11. The story of Amanda, the flashbacks, Eddie and Amanda at school, their relationship, Amanda and her having to leave school, her wealthy family, her father? At age eighteen and her virtually ignoring him? At twenty-seven, her being glad to see him, wanting to talk, her relationships, her future, his about to marry? Confiding in him? The chance meeting at thirty-eight, talk? The irony of his losing his job and going to the agency and finding her as the interviewer, his running away? Her card, people finding it on him at the station, calling her to the hospital, her meeting Tanya?

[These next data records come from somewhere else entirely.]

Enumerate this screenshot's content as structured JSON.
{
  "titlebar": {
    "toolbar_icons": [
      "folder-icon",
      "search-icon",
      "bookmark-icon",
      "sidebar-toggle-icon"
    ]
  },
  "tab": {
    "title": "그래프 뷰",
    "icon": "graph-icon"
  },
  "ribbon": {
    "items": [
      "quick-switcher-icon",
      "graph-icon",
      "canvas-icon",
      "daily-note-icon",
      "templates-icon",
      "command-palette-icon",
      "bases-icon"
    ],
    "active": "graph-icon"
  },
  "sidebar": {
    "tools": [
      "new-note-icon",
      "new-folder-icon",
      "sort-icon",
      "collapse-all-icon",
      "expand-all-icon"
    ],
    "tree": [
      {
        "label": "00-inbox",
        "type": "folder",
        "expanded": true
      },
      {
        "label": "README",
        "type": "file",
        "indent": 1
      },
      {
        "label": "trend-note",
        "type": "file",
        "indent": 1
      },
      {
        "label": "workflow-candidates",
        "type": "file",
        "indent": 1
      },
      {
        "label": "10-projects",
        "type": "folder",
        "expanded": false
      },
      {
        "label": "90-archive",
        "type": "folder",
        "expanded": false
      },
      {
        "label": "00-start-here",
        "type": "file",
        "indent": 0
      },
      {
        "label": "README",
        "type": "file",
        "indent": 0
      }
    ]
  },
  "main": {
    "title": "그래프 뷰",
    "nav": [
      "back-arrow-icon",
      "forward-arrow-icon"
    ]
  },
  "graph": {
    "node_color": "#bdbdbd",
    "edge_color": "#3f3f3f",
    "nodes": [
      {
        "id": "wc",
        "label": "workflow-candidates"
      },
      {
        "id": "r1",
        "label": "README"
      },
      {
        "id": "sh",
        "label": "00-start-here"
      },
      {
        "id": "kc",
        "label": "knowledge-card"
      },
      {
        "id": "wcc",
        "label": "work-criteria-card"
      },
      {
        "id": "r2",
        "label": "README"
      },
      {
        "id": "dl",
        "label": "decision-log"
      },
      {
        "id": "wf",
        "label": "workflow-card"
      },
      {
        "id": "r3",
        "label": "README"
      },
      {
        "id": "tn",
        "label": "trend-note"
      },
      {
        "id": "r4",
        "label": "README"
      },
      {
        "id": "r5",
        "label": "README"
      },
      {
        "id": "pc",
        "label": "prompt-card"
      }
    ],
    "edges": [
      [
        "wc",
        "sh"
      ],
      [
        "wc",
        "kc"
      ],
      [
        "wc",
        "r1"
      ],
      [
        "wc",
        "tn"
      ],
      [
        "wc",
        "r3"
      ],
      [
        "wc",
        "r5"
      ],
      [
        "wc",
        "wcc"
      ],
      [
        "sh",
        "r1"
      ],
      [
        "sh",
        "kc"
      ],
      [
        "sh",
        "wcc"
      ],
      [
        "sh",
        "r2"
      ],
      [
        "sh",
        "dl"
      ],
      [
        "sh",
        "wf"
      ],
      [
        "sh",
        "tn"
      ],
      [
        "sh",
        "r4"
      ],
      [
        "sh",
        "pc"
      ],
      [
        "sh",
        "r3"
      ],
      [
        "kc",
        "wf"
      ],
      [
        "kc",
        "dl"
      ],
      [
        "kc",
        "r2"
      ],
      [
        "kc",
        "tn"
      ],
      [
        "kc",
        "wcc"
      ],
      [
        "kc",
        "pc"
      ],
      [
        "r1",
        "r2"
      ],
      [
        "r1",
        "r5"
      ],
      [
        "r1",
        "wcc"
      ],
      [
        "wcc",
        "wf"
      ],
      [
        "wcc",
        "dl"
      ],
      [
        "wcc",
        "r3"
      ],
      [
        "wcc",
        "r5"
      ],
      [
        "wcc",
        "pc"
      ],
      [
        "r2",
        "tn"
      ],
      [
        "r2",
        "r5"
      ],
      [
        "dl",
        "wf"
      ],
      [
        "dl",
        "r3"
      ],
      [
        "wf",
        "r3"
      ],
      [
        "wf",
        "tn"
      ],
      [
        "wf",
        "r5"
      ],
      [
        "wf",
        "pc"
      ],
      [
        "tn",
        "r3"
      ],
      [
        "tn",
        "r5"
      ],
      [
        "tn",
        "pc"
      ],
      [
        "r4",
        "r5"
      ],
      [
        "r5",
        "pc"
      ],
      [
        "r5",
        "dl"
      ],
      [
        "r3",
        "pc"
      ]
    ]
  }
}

12. The glimpse of the people on the margin: Nick, alcoholic, walking his dog, the later meeting, meeting the beggars, getting the coat, teaching Eddie the tricks of the trade, the bins, the mouldy garlic bread, taking it for a refund, getting the chicken? The old beggar, his giving Eddie the coat, his being bashed at the station and Eddie going to his rescue? The old man in the hospital, wanting to talk, the three dollars for food? The woman who fell, his helping her, her wanting aspirin? The repercussions of good deeds?
13. Eddie as an Australian everyman, middle-class, good, self-deprecating humour, sentiment, honesty? His memories of his being radical in the past, discussions with Tanya, wondering whether they were becoming conservative? The issues of reports, doing approvals at minimum rate? His ethical and moral stances about the Claremont project?
14. A picture of Australian society, government, corruption, corporations, money? Individuals trapped within society? Honest decision-making? Solidarity with the poor, goodness?